Premeditated murder and felony murder have different elements even though there is one statutory offense of murder.’ ” (People v. Benavides (2005) 35 Cal.4th 69, 101.) “In the context of first degree murder, ‘ “premeditated” means “considered beforehand,” and “deliberate” means “formed or arrived at or determined upon as a result of careful thought and weighing of considerations for and against the proposed course of action.” ’ ” (People v. Lee (2011) 51 Cal.4th 620, 636 (Lee).) The required mind state “is uniquely subjective and personal. It requires more than a showing of intent to kill; the killer must act deliberately, carefully weighing the considerations for and against a choice to kill before he or she completes the acts that caused the death.” (People v. Chiu (2014) 59 Cal.4th 155, 166.)
In contrast, “[t]he felony-murder rule makes a killing while committing certain felonies murder without the necessity of further examining the defendant’s mental.) “For conviction, the prosecution must establish that the defendant, either before or during the commission of the acts that caused the victim’s death, had the specific intent to commit one of the listed felonies.” (People v. Lewis (2001) 25 Cal.4th 610, 642.)
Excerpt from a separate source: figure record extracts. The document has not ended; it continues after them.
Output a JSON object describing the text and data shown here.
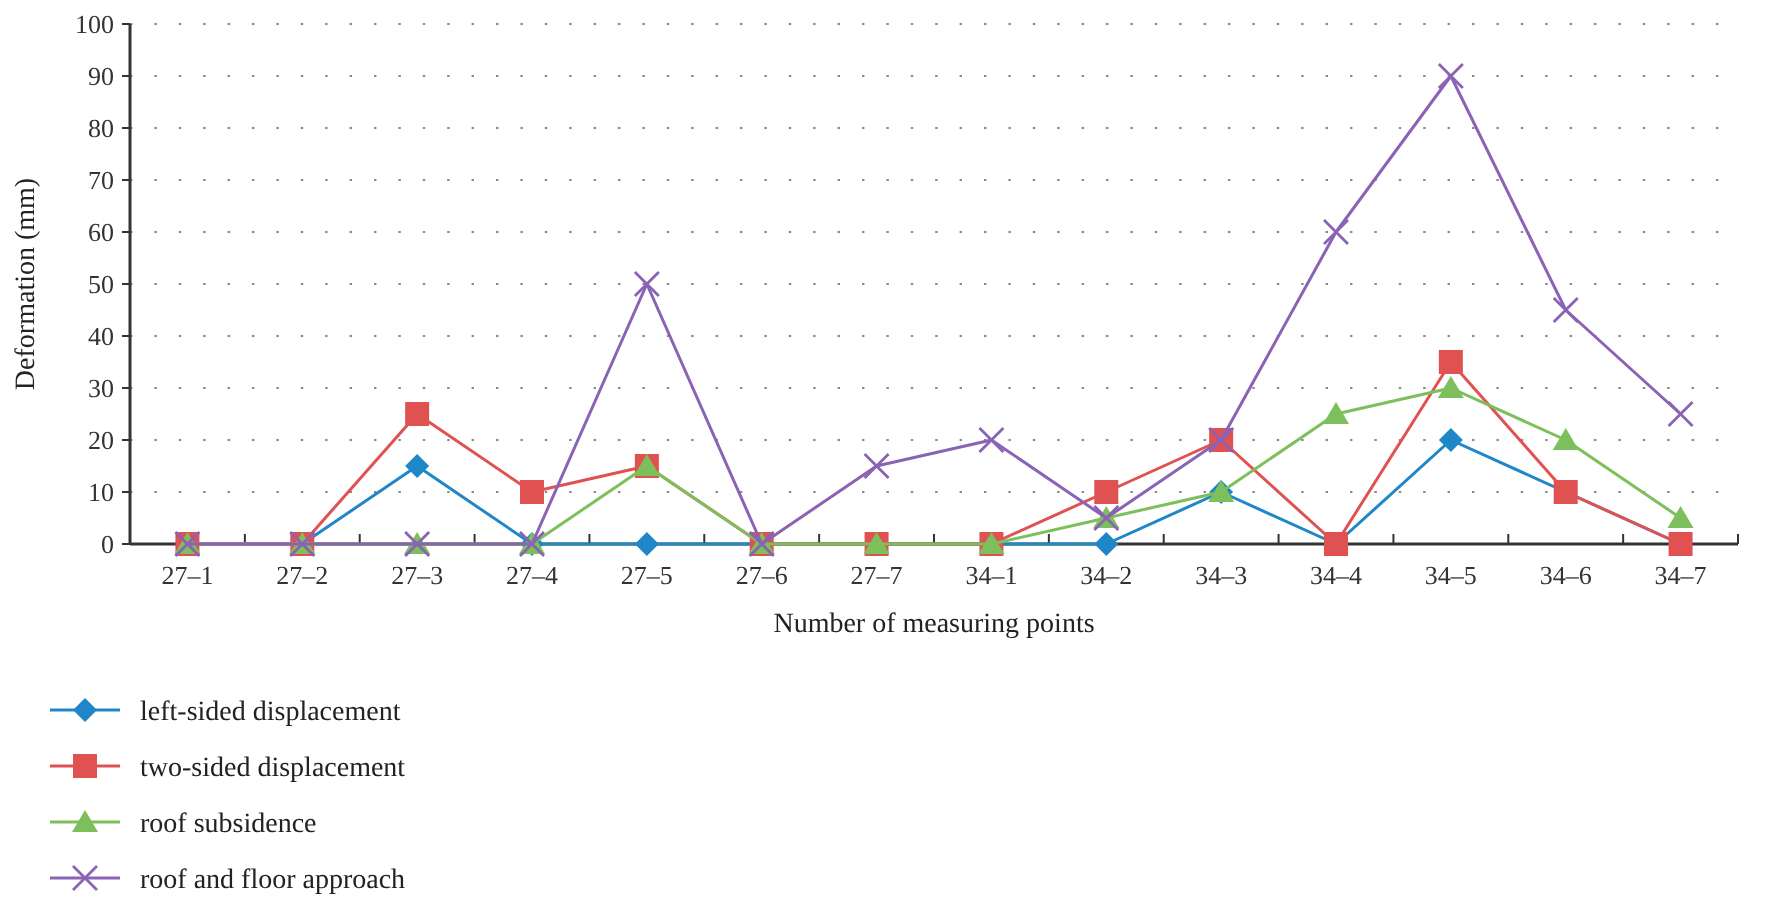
{
  "chart_data": {
    "type": "line",
    "xlabel": "Number of measuring points",
    "ylabel": "Deformation (mm)",
    "categories": [
      "27–1",
      "27–2",
      "27–3",
      "27–4",
      "27–5",
      "27–6",
      "27–7",
      "34–1",
      "34–2",
      "34–3",
      "34–4",
      "34–5",
      "34–6",
      "34–7"
    ],
    "ylim": [
      0,
      100
    ],
    "yticks": [
      0,
      10,
      20,
      30,
      40,
      50,
      60,
      70,
      80,
      90,
      100
    ],
    "grid": "y",
    "legend": "bottom left",
    "series": [
      {
        "name": "left-sided displacement",
        "color": "#1f87c8",
        "marker": "diamond",
        "values": [
          0,
          0,
          15,
          0,
          0,
          0,
          0,
          0,
          0,
          10,
          0,
          20,
          10,
          0
        ]
      },
      {
        "name": "two-sided displacement",
        "color": "#e05252",
        "marker": "square",
        "values": [
          0,
          0,
          25,
          10,
          15,
          0,
          0,
          0,
          10,
          20,
          0,
          35,
          10,
          0
        ]
      },
      {
        "name": "roof subsidence",
        "color": "#7dbf5a",
        "marker": "triangle",
        "values": [
          0,
          0,
          0,
          0,
          15,
          0,
          0,
          0,
          5,
          10,
          25,
          30,
          20,
          5
        ]
      },
      {
        "name": "roof and floor approach",
        "color": "#8a63b5",
        "marker": "cross",
        "values": [
          0,
          0,
          0,
          0,
          50,
          0,
          15,
          20,
          5,
          20,
          60,
          90,
          45,
          25
        ]
      }
    ]
  }
}
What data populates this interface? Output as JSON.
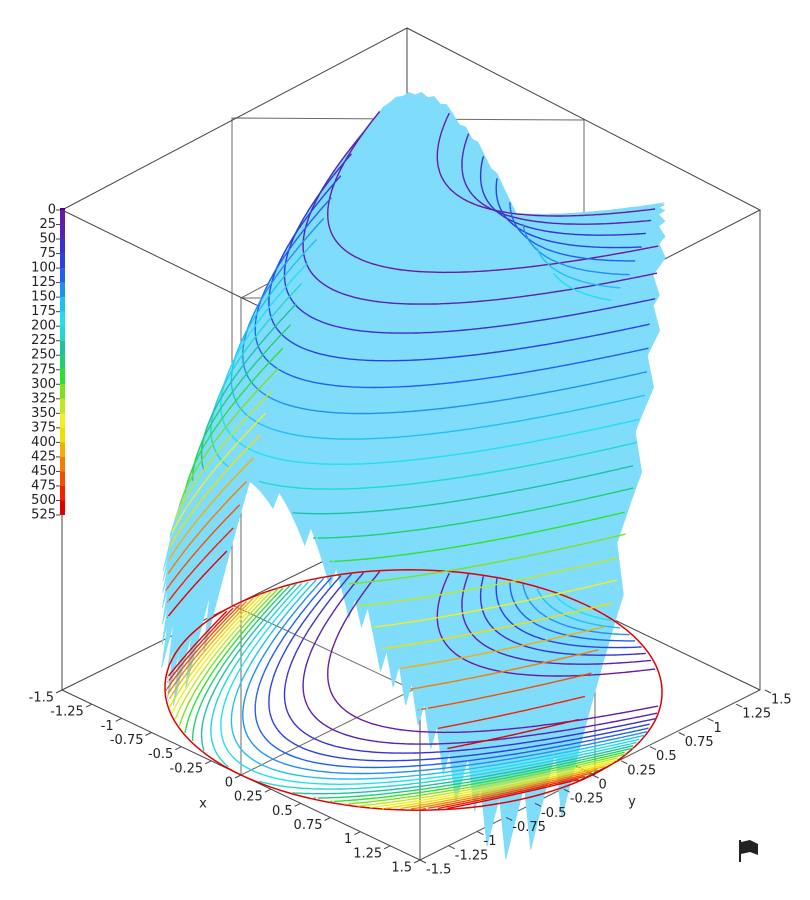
{
  "chart_data": {
    "type": "surface3d",
    "x_label": "x",
    "y_label": "y",
    "xlim": [
      -1.5,
      1.5
    ],
    "ylim": [
      -1.5,
      1.5
    ],
    "xticks": [
      -1.5,
      -1.25,
      -1,
      -0.75,
      -0.5,
      -0.25,
      0,
      0.25,
      0.5,
      0.75,
      1,
      1.25,
      1.5
    ],
    "yticks": [
      -1.5,
      -1.25,
      -1,
      -0.75,
      -0.5,
      -0.25,
      0,
      0.25,
      0.5,
      0.75,
      1,
      1.25,
      1.5
    ],
    "zlim": [
      0,
      525
    ],
    "zticks": [
      0,
      25,
      50,
      75,
      100,
      125,
      150,
      175,
      200,
      225,
      250,
      275,
      300,
      325,
      350,
      375,
      400,
      425,
      450,
      475,
      500,
      525
    ],
    "level_colors": [
      "#4b0082",
      "#6a1aa0",
      "#5a20b0",
      "#3a30d0",
      "#2a40e0",
      "#2060f0",
      "#2090f0",
      "#20c0f0",
      "#20e0f0",
      "#20d8d0",
      "#20c0a0",
      "#20d070",
      "#30e030",
      "#80e020",
      "#c0e820",
      "#f0f020",
      "#f0e000",
      "#f0b000",
      "#f08000",
      "#f05000",
      "#f02000",
      "#e00000"
    ],
    "surface_color": "#7fdcfb"
  }
}
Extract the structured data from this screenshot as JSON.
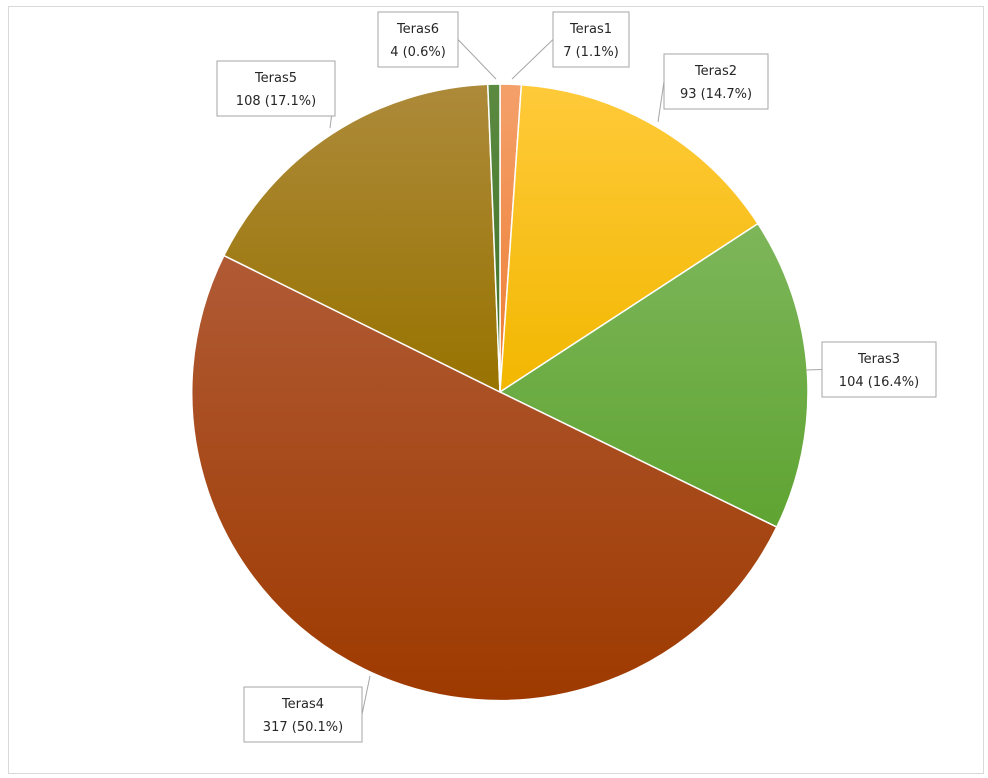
{
  "chart_data": {
    "type": "pie",
    "title": "",
    "legend": "none",
    "slices": [
      {
        "name": "Teras1",
        "value": 7,
        "percent": "1.1%",
        "color": "#ed7d31",
        "color_light": "#f4a06a"
      },
      {
        "name": "Teras2",
        "value": 93,
        "percent": "14.7%",
        "color": "#f2b700",
        "color_light": "#ffca3a"
      },
      {
        "name": "Teras3",
        "value": 104,
        "percent": "16.4%",
        "color": "#5fa432",
        "color_light": "#7db65a"
      },
      {
        "name": "Teras4",
        "value": 317,
        "percent": "50.1%",
        "color": "#9e3a00",
        "color_light": "#b05a35"
      },
      {
        "name": "Teras5",
        "value": 108,
        "percent": "17.1%",
        "color": "#987300",
        "color_light": "#ad8a3a"
      },
      {
        "name": "Teras6",
        "value": 4,
        "percent": "0.6%",
        "color": "#3f6f27",
        "color_light": "#5b8a40"
      }
    ]
  }
}
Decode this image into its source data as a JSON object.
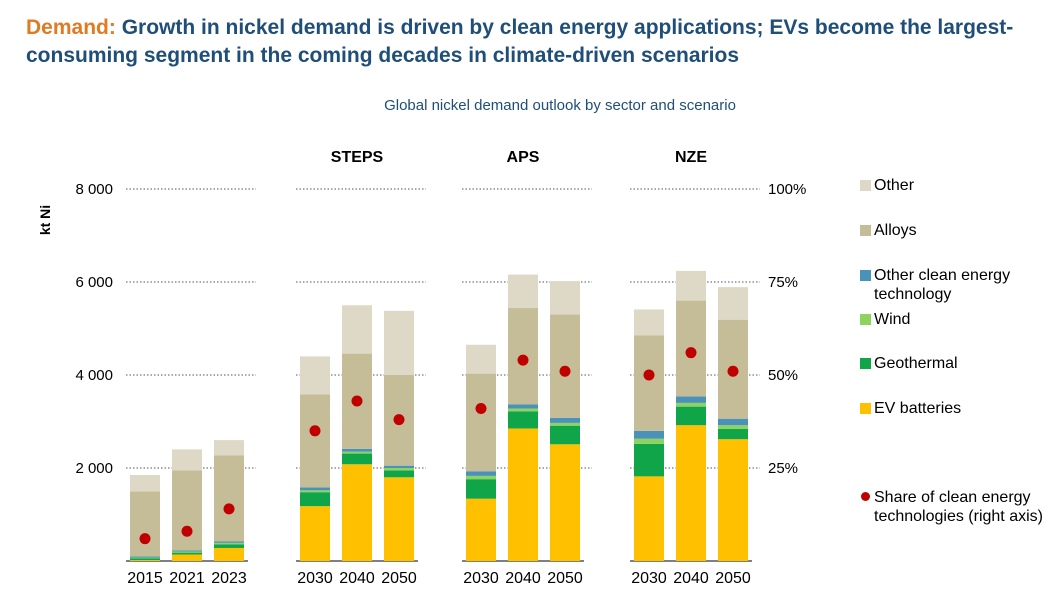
{
  "headline": {
    "lead": "Demand:",
    "text": " Growth in nickel demand is driven by clean energy applications; EVs become the largest-consuming segment in the coming decades in climate-driven scenarios"
  },
  "chart_data": {
    "type": "bar",
    "stacked": true,
    "title": "Global nickel demand outlook by sector and scenario",
    "ylabel": "kt Ni",
    "ylim": [
      0,
      8000
    ],
    "y_ticks": [
      "8 000",
      "6 000",
      "4 000",
      "2 000"
    ],
    "y2_ticks": [
      "100%",
      "75%",
      "50%",
      "25%"
    ],
    "y2lim": [
      0,
      100
    ],
    "groups": [
      {
        "name": "",
        "categories": [
          "2015",
          "2021",
          "2023"
        ]
      },
      {
        "name": "STEPS",
        "categories": [
          "2030",
          "2040",
          "2050"
        ]
      },
      {
        "name": "APS",
        "categories": [
          "2030",
          "2040",
          "2050"
        ]
      },
      {
        "name": "NZE",
        "categories": [
          "2030",
          "2040",
          "2050"
        ]
      }
    ],
    "series": [
      {
        "name": "EV batteries",
        "color": "#ffc000",
        "values": [
          20,
          140,
          280,
          1180,
          2080,
          1800,
          1340,
          2850,
          2510,
          1820,
          2920,
          2620
        ]
      },
      {
        "name": "Geothermal",
        "color": "#11a54a",
        "values": [
          40,
          40,
          80,
          300,
          230,
          150,
          420,
          370,
          400,
          700,
          400,
          220
        ]
      },
      {
        "name": "Wind",
        "color": "#8dd35f",
        "values": [
          15,
          25,
          30,
          40,
          40,
          50,
          70,
          60,
          60,
          110,
          80,
          80
        ]
      },
      {
        "name": "Other clean energy technology",
        "color": "#4b92b8",
        "values": [
          25,
          25,
          30,
          60,
          60,
          50,
          100,
          90,
          110,
          170,
          140,
          140
        ]
      },
      {
        "name": "Alloys",
        "color": "#c5bc98",
        "values": [
          1400,
          1720,
          1850,
          2000,
          2050,
          1950,
          2100,
          2070,
          2220,
          2050,
          2060,
          2130
        ]
      },
      {
        "name": "Other",
        "color": "#ded9c6",
        "values": [
          350,
          450,
          330,
          820,
          1040,
          1380,
          620,
          720,
          720,
          560,
          640,
          700
        ]
      }
    ],
    "share_series": {
      "name": "Share of clean energy technologies (right axis)",
      "color": "#c00000",
      "values": [
        6,
        8,
        14,
        35,
        43,
        38,
        41,
        54,
        51,
        50,
        56,
        51
      ]
    },
    "legend": [
      "Other",
      "Alloys",
      "Other clean energy technology",
      "Wind",
      "Geothermal",
      "EV batteries",
      "Share of clean energy technologies (right axis)"
    ],
    "legend_position": "right"
  }
}
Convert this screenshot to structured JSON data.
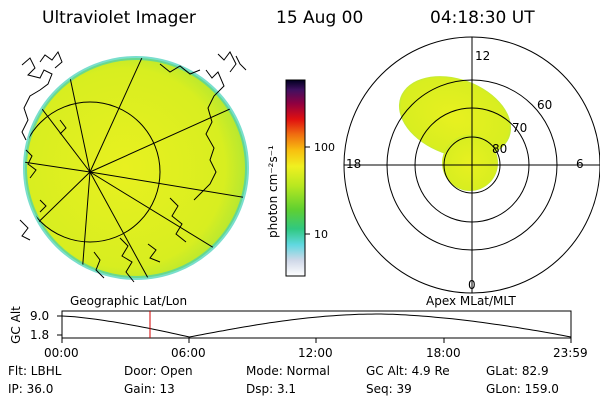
{
  "header": {
    "title": "Ultraviolet Imager",
    "date": "15 Aug 00",
    "time": "04:18:30 UT"
  },
  "colorbar": {
    "unit_label": "photon cm⁻²s⁻¹",
    "ticks": [
      {
        "label": "100",
        "value": 100
      },
      {
        "label": "10",
        "value": 10
      }
    ],
    "scale": "log"
  },
  "polar_plot": {
    "mlt_labels": {
      "top": "12",
      "left": "18",
      "right": "6",
      "bottom": "0"
    },
    "lat_labels": [
      "60",
      "70",
      "80"
    ]
  },
  "panel_labels": {
    "left": "Geographic Lat/Lon",
    "right": "Apex MLat/MLT"
  },
  "altitude_plot": {
    "ylabel": "GC Alt",
    "yticks": [
      "9.0",
      "1.8"
    ],
    "xticks": [
      "00:00",
      "06:00",
      "12:00",
      "18:00",
      "23:59"
    ],
    "marker_time": "04:18:30"
  },
  "info": {
    "row1": {
      "filter": "Flt: LBHL",
      "door": "Door: Open",
      "mode": "Mode: Normal",
      "gc_alt": "GC Alt: 4.9 Re",
      "glat": "GLat:  82.9"
    },
    "row2": {
      "ip": "IP: 36.0",
      "gain": "Gain: 13",
      "dsp": "Dsp:    3.1",
      "seq": "Seq: 39",
      "glon": "GLon: 159.0"
    }
  },
  "colors": {
    "fill_main": "#e6f21a",
    "fill_edge": "#44e0c0",
    "marker": "#d40000"
  }
}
Jury instructions on two theories of murder and presumption jury relief on factually valid theory
Generally speaking, “[w]hen a jury is instructed on two theories of first degree murder, a first degree murder verdict will be upheld [even] if there is insufficient evidence as to one of the theories.” (People v. Sandoval (2015) 62 Cal.4th 394, 424.) In such cases, where “the inadequacy of proof” as to one of the theories of first degree murder is “purely factual,” it is presumed that the jury is “fully equipped to detect” the deficiency and must have relied on the other, factually valid theory. (People v. Guiton (1993) 4 Cal.4th 1116.)
No presumption if record shows verdict rested on the inadequate ground
But this presumption does not apply if there is “an affirmative indication in the record that the verdict actually did rest on the inadequate ground.” (People v. Guiton, supra, 4 Cal.4th at p. 1129.) Here, it is clear that some of the jurors accepted the premeditated-murder theory and others accepted the felony-murder theory. On the second day of deliberations, the jury sent a note to the trial court that stated, “The jurors are split over (1) malice aforethought [and] (2) felony murder. Some agree that (1) has been proven but not (2). Some believe (2) has been proven but not (1). Our understanding is that if all jurors agree to one or the other, this is sufficient to find the defendant guilty [of] the crime of murder in [the] first degree.” The court sent a response confirming that the jurors “[did] not all need to agree on the same theory” to convict Wear of first degree murder.
Thus, the record contains affirmative indications that some jurors convicted Wear of first degree murder based on the felony-murder theory and others did so based on the premeditated-murder theory. As a result, the court must reverse unless substantial evidence supports both theories. (See People v. Nelson (2016) 1 Cal.5th 513, 552.)
Neither party asked the court to exercise its authority to reduce Wear’s conviction to second degree murder. The Court left open question whether second degree murder is lesser included offense of first degree felony murder.